Les caractéristiques de l'étude
Cette recherche est à jour jusqu'à juillet 2016.
Cinq études ont été réalisées en Europe et quatre en Amérique du Nord. La taille des échantillons variaient de 33 à 351. L'âge moyen dans les essais variait entre 32,0 et 43,7 ans. La majorité des études incluses étaient mixtes et regroupaient des participants masculins et féminins. Les auteurs n'ont constaté aucun problème concernant les sources de financement de toutes les études incluses.
Résultats-clés
Dans l'ensemble, nous avons trouvé que les prises en charge multidisciplinaires pourraient être plus efficaces que les soins habituels pour les patients souffrant de lombalgie depuis 6 à 12 semaines. Les individus ayant bénéficié de la prise en charge multidisciplinaire avaient moins de douleur, une réduction de leur incapacité fonctionnelle, une probabilité accentuée de retour au travail et une diminution du nombre de jours de congés maladie au suivi mené à 12 mois. Cependant, en comparant les prises en charge multidisciplinaires à d'autres traitements (par ex. une prise en charge clinique brève incluant de l'éducation et des conseils sur les exercices), nous avons constaté que les traitements multidisciplinaires pourraient ne pas être plus efficaces que d'autres traitements. Bien que nous ayons examiné les événements indésirables en tant que critère de jugement secondaire, aucune des études incluses n'a décrit ce critère de jugement.
La qualité des preuves
La qualité des preuves pour cette revue de la littérature était généralement faible à très faible. Cela résultait principalement des échantillons de petite taille et d'autres limites des études. En outre, nous avons regroupé des études portant sur différentes interventions et comparaisons. Par exemple, certaines des interventions multidisciplinaires étaient assez intenses (par ex. > 30 heures de traitement), tandis que d'autres avaient été mises au point pour être brèves (par ex. < trois heures). Cette variabilité entre les études rend l'interprétation des résultats plus difficile.
En résumé, d'autres essais contrôlés randomisés à grande échelle et de haute qualité sont nécessaires avant de pouvoir émettre des recommandations définitives pour la pratique clinique.
En moyenne, les patients souffrant de lombalgie subaiguë bénéficiant d'un programme MBR évolueront mieux que s'ils reçoivent des soins habituels, mais il n'est pas certain qu'ils évolueront mieux que des patients bénéficiant d'autres types de traitement. Cependant, les résultats des recherches disponibles fournissent surtout des preuves de faible à très faible qualité; par conséquent, d'autres essais cliniques de haute qualité sont nécessaires avant de pouvoir décrire l'intérêt des programmes MBR dans la pratique clinique.

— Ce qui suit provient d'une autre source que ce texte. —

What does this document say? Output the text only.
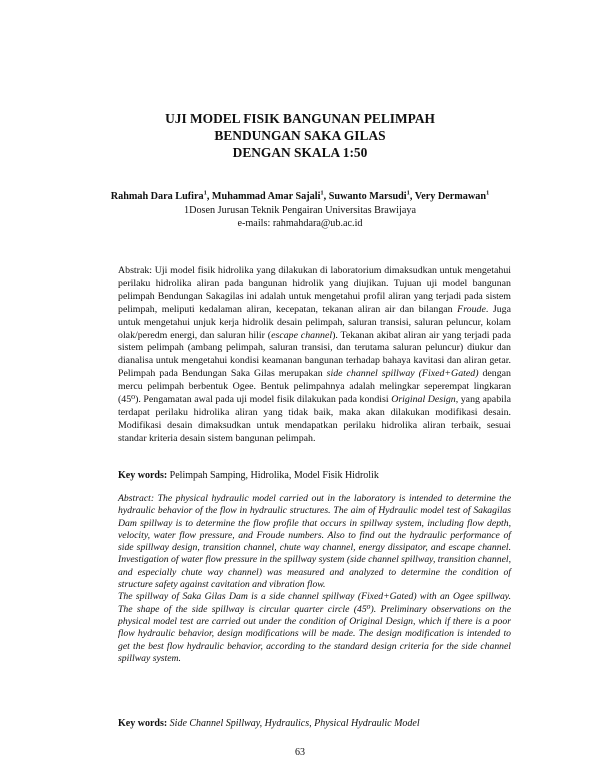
UJI MODEL FISIK BANGUNAN PELIMPAH
BENDUNGAN SAKA GILAS
DENGAN SKALA 1:50
Rahmah Dara Lufira$^1$, Muhammad Amar Sajali$^1$, Suwanto Marsudi$^1$, Very Dermawan$^1$
1Dosen Jurusan Teknik Pengairan Universitas Brawijaya
e-mails: rahmahdara@ub.ac.id
Abstrak: Uji model fisik hidrolika yang dilakukan di laboratorium dimaksudkan untuk mengetahui perilaku hidrolika aliran pada bangunan hidrolik yang diujikan. Tujuan uji model bangunan pelimpah Bendungan Sakagilas ini adalah untuk mengetahui profil aliran yang terjadi pada sistem pelimpah, meliputi kedalaman aliran, kecepatan, tekanan aliran air dan bilangan Froude. Juga untuk mengetahui unjuk kerja hidrolik desain pelimpah, saluran transisi, saluran peluncur, kolam olak/peredm energi, dan saluran hilir (escape channel). Tekanan akibat aliran air yang terjadi pada sistem pelimpah (ambang pelimpah, saluran transisi, dan terutama saluran peluncur) diukur dan dianalisa untuk mengetahui kondisi keamanan bangunan terhadap bahaya kavitasi dan aliran getar. Pelimpah pada Bendungan Saka Gilas merupakan side channel spillway (Fixed+Gated) dengan mercu pelimpah berbentuk Ogee. Bentuk pelimpahnya adalah melingkar seperempat lingkaran (45⁰). Pengamatan awal pada uji model fisik dilakukan pada kondisi Original Design, yang apabila terdapat perilaku hidrolika aliran yang tidak baik, maka akan dilakukan modifikasi desain. Modifikasi desain dimaksudkan untuk mendapatkan perilaku hidrolika aliran terbaik, sesuai standar kriteria desain sistem bangunan pelimpah.
Key words: Pelimpah Samping, Hidrolika, Model Fisik Hidrolik
Abstract: The physical hydraulic model carried out in the laboratory is intended to determine the hydraulic behavior of the flow in hydraulic structures. The aim of Hydraulic model test of Sakagilas Dam spillway is to determine the flow profile that occurs in spillway system, including flow depth, velocity, water flow pressure, and Froude numbers. Also to find out the hydraulic performance of side spillway design, transition channel, chute way channel, energy dissipator, and escape channel. Investigation of water flow pressure in the spillway system (side channel spillway, transition channel, and especially chute way channel) was measured and analyzed to determine the condition of structure safety against cavitation and vibration flow.
The spillway of Saka Gilas Dam is a side channel spillway (Fixed+Gated) with an Ogee spillway. The shape of the side spillway is circular quarter circle (45⁰). Preliminary observations on the physical model test are carried out under the condition of Original Design, which if there is a poor flow hydraulic behavior, design modifications will be made. The design modification is intended to get the best flow hydraulic behavior, according to the standard design criteria for the side channel spillway system.
Key words: Side Channel Spillway, Hydraulics, Physical Hydraulic Model
63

La lombalgie (LB) est associée à des coûts personnels et sociétaux énormes, en particulier lorsqu'elle atteint le stade de la chronicité (douleur pendant une durée de plus de trois mois). En effet, les individus atteignant le stade chronique tendent à montrer une évolution plus persistante, et ils sont à l'origine de la majorité des coûts sociaux et économiques. Par conséquent, on insiste de plus en plus sur l'importance d'intervenir au stade précoce de la lombalgie.
Selon le modèle biopsychosocial, la lombalgie constitue une affection qui s'explique le mieux par une interaction entre certaines influences physiques, psychologiques et sociales. Cela a entraîné le développement de programmes de réadaptation biopsychosociale multidisciplinaire (MBR) qui ciblent les facteurs des différents domaines et sont prodigués par des professionnels de santé provenant de différents backgrounds
Cette revue de la littérature constitue une mise à jour d'une revue Cochrane sur la MBR pour la lombalgie subaiguë, qui a été publiée en 2003. Elle fait partie d'une série de revues portant sur la MBR pour les douleurs musculo-squelettiques publiées par le groupe "Cochrane Back and Neck" et le groupe "Cochrane Musculoskeletal".
Examiner l'efficacité des programmes MBR pour la lombalgie subaiguë (douleur depuis 6 à 12 semaines) chez les adultes, en se focalisant sur la douleur, l'incapacité fonctionnelle liée au dos et le statut professionnel.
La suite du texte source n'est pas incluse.